Tuesday, February 21, 2006

Warsaw

Once again, the Sunday New York Times was a source of amusement and amazement, this time in the form of James Oestreich's diagram for Finta giardiniera. After all of these years of embarrassment over my anal-retentive plot and character diagrams, I can finally hold my head high, knowing I'm in distinguished company.

I've been working on my own diagram as I prepare a talk for Washington Concert Opera's upcoming production of Tancredi. Other than the basic context of the famous showpiece "Di tanti palpiti", and a vague memory of the fact that Tancredi has two endings, I knew little of the plot before I started digging in this week. I knew I was in trouble when I was still confused after re-reading the first 3 paragraphs of the synopsis, and the next pargraph began with "As the opera begins..."

Thus, the diagram. Funny, I'm not a "visual" person, but it's tremendously helpful to plot out places, characters, and relationships. I even do it on the inside front cover of multi-generational epic novels, and my book club members mock me for it.

Warsaw Concerto

OK, I promised the story (scroll down on the link), for what it's worth. Please keep in mind that the pitiful state of my longterm memory is legendary, so the details are sketchy.

From age 7-15, I took lessons with a lovely lady who was the only piano teacher in my very small hometown. When I was 15, she signed me up for a competition and assigned me a transcription of Richard Addinsell's Warsaw Concerto. I worked hard, and I think I played the shit out of it. And all I remember was the scathing remarks from the judges about the unsuitability of the material for a serious competition.

I had always played the piano for pleasure, really. And I lived in an active but isolated musical environment. At that age I had yet to hear a concerto, or a symphony, or an opera, for that matter. There was plenty about music I didn't understand, and there's no doubt that the Warsaw, in all of its unrefined, unrestrained, and populist glory, was neither Beethoven nor Liszt.

The only thing I knew then, though, was that I played that music for all I was worth, and it wasn't good enough for the classical music snobs. Obviously, they formed a club for which I would never qualify. An experience that would be repeated multiple times over the next several decades, and, in spite of (or because of?) which, I seem to have become a fringe member of the musical establishment.

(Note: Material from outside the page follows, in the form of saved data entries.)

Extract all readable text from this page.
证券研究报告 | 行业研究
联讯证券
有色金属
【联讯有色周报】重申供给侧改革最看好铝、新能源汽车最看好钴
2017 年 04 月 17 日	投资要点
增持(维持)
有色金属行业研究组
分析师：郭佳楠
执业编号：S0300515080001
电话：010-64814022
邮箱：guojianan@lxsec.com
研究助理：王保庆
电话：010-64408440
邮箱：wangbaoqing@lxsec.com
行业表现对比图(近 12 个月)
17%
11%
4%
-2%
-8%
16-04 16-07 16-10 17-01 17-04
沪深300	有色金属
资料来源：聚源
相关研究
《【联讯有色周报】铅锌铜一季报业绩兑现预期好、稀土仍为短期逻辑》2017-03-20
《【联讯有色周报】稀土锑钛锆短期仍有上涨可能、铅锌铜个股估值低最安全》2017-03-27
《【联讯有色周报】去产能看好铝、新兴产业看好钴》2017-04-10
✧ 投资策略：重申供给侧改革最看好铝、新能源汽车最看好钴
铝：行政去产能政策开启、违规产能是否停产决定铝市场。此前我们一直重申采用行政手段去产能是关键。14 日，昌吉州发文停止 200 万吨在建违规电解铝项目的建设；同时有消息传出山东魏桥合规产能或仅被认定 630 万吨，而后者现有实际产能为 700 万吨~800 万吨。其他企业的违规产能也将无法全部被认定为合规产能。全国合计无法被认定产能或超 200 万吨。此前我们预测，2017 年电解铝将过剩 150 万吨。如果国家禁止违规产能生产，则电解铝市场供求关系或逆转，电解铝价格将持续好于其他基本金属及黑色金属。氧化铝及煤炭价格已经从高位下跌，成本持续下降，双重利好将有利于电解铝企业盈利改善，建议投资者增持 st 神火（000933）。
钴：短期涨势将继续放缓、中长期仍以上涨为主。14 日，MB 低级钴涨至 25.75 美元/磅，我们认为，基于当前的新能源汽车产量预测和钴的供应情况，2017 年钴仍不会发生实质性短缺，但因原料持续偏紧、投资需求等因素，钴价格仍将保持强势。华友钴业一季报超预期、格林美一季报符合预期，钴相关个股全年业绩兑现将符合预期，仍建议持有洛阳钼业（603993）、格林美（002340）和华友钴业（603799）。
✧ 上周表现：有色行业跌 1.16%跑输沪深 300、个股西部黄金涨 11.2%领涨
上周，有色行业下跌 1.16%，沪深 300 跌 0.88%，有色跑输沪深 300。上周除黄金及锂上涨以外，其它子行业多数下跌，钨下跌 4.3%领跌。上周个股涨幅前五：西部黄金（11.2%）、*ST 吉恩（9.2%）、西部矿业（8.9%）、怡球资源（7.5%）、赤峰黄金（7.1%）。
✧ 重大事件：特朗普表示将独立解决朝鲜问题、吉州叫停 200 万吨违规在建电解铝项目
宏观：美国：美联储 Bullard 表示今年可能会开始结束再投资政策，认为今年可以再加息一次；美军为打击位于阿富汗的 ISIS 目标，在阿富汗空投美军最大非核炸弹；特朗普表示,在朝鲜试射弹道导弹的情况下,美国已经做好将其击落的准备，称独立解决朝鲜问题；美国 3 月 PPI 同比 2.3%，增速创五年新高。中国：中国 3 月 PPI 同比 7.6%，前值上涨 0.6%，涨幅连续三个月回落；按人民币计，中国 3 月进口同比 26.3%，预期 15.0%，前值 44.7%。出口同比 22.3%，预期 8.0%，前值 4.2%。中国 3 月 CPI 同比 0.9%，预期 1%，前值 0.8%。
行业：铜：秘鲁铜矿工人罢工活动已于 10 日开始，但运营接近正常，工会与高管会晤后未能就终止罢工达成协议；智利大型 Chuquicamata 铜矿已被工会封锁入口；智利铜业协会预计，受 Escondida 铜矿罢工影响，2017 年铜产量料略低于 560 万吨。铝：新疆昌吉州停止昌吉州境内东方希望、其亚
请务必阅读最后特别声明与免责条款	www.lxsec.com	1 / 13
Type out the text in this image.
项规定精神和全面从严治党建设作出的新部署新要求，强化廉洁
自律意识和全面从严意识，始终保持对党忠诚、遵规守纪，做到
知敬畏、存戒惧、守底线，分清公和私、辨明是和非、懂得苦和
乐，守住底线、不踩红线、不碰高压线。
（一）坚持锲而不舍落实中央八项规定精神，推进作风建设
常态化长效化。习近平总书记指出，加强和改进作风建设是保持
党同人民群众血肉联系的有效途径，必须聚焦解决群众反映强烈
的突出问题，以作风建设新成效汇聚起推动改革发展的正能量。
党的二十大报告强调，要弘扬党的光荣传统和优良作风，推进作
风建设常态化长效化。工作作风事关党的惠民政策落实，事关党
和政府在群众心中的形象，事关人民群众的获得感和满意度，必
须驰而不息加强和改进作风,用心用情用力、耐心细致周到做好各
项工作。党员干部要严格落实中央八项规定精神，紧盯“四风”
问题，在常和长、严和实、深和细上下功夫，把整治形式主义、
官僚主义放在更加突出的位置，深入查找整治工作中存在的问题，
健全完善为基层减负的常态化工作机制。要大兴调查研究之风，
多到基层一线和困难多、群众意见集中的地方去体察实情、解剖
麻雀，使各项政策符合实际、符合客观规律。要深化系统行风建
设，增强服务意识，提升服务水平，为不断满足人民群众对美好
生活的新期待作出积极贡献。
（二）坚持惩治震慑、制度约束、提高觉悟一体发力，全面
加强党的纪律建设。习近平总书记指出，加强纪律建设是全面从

Audition Comments with a Twist

"It didn't capture my attention at all.....it was so non-emotional."
"It was very brave of you to be very ethereal and intimate."
"It was like being at some horrible Sunday lunch with a child getting up to sing out of tune. It was a complete and utter mess."

I waded into the American Idol morass a week or so ago, and as I was sitting here minding my own blogging business, I got a call from a friend who urged me to turn on the TV right away. Seems that the young lady who talks of her serious voice study was singing. (Actually, this is not the same one I referred to in my previous posting, but it's all so confusing I couldn't explain it if I wanted to. Lots of readers have tried to set me straight.)

No matter. What I just heard, though, was pretty sobering. And the comments above are not mine, but the Idol audition panel's. The only thing that's important here is that, bless her heart, she sang hopelessly and woefully out of tune. And she told millions of viewers that she studies opera. Public relations like this, we don't need. Ouch.

3 comments:

Anonymous said...

Kim, could you draw us a diagram of the American Idol contestants? :)

I thought of you while watching this girl sing. Out of tune, undersupported at best -if she really is "trained in opera" it says a lot about the sorry state of vocal instruction these days. Plus, that lipstick was all wrong.

Anonymous said...

Kim, please don't worry about the public drawing unpleasant conclusions from the opera-studying flat-singing American Idol contestant. Many, many, many more American Idol contestants who've had no vocal training whatsoever sing flat! (I think she sang in unsupported head voice - American Idol judges call it "falsetto" - in an attempt to impress by singing high notes, but not sound like an opera singer, which turned out to be a poor performance choice.) Personally, I think us opera-trained folks trying to sing pop are as ludicrous as the reverse (Michael Bolton, anyone?), unless we've done enough of successful pop AND opera singing to be respectable in both genres.

Anonymous said...

I was also really sad to hear Stevie sing last week. I had high hopes for her, since I did kinda hear her sing some operatic stuff for the Hollywood auditions. I couldn't tell anything though over the talking. I did have high hopes for her...oh well.